Neural Networks from Scratch in Python: Simpler Than You Think (www.hamza.se)

This piece walks through a compact, from-scratch Python neural network implementation that demystifies how neurons, layers and training work. Starting from the perceptron idea, the author builds an abstract Neuron class (with random weights and bias per incoming ancestor), implements a TanhNeuron (activate = tanh, derivative = 1 - tanh^2), and composes layers into a NeuralNetwork that supports forward inference. The neuron’s get_inputs walks its ancestor graph recursively to compute weighted sums, and inputs are set by marking input-layer neuron activations.
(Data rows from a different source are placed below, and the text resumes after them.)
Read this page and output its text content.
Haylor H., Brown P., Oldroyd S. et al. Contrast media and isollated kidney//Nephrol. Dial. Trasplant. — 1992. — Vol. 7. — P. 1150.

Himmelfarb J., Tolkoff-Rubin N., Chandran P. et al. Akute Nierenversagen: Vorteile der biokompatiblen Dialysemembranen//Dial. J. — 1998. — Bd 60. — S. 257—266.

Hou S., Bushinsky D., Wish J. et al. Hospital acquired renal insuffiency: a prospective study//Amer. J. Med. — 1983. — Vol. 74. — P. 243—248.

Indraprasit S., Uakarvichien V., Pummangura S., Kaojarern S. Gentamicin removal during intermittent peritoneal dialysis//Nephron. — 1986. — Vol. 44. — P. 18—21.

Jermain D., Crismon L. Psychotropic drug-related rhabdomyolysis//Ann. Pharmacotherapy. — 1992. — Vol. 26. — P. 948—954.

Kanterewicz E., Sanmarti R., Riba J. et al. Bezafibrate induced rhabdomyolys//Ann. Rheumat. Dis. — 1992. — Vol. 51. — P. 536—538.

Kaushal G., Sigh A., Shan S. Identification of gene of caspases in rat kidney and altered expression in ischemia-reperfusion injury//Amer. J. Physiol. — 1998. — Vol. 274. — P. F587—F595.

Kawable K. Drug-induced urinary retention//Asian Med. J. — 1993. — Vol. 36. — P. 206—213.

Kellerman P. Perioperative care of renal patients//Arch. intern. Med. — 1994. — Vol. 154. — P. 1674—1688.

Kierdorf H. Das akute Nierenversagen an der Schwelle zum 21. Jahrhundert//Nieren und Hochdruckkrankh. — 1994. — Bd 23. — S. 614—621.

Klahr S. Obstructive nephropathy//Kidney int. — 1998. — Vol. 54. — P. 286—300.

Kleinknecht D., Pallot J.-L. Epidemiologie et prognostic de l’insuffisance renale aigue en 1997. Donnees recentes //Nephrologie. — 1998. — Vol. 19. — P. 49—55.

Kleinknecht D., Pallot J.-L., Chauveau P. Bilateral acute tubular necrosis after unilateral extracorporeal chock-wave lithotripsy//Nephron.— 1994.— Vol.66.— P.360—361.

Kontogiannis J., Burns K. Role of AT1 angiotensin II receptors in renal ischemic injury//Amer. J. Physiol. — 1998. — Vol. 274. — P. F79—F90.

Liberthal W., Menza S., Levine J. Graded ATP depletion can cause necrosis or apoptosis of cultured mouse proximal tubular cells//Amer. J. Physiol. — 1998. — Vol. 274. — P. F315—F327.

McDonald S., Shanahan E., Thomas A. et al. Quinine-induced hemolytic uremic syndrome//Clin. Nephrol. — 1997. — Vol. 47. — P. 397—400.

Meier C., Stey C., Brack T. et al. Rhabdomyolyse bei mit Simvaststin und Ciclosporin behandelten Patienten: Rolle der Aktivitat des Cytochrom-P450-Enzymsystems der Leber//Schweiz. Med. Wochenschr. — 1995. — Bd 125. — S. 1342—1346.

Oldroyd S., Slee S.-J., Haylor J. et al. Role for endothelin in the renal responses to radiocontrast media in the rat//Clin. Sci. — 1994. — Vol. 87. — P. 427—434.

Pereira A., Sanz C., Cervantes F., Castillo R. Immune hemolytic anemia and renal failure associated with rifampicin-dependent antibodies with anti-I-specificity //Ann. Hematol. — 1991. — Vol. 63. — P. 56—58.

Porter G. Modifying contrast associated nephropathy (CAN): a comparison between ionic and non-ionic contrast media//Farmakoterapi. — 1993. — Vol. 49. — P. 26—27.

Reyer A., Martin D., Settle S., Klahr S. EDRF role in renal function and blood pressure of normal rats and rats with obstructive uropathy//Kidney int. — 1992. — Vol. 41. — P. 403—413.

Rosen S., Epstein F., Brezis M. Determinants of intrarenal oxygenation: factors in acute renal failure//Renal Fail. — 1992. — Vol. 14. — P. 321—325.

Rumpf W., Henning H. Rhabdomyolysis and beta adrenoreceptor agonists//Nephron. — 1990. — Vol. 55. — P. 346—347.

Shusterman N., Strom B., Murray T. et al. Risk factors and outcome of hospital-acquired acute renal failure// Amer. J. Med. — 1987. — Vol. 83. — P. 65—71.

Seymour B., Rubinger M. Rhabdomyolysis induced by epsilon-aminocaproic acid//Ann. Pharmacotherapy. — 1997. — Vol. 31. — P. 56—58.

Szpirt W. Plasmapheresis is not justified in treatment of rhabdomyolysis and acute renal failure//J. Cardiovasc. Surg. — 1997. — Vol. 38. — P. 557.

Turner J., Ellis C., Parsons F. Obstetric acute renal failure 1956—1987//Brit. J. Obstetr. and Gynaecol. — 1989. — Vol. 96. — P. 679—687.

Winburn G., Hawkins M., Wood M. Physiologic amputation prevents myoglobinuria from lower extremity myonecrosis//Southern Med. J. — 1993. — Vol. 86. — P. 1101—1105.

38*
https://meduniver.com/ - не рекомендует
The example network shape is [1, 4, 1] trained to approximate sin(x) on [-π, π] using 100 samples, 1,000 epochs and learning rate 0.01. Its training routine implements backpropagation explicitly: compute output errors (target − output), propagate errors backward through hidden layers using downstream weights and activation derivatives, then update weights and biases by adding learning_rate × gradient where gradients combine the error, ancestor activation, and the neuron activation derivative. The write-up is pedagogically valuable—showing end-to-end how initialization, forward pass, error propagation and parameter updates let a tiny network approximate a continuous function—making it a useful, accessible primer for newcomers wanting to understand core ML mechanics before moving to optimized libraries and larger architectures.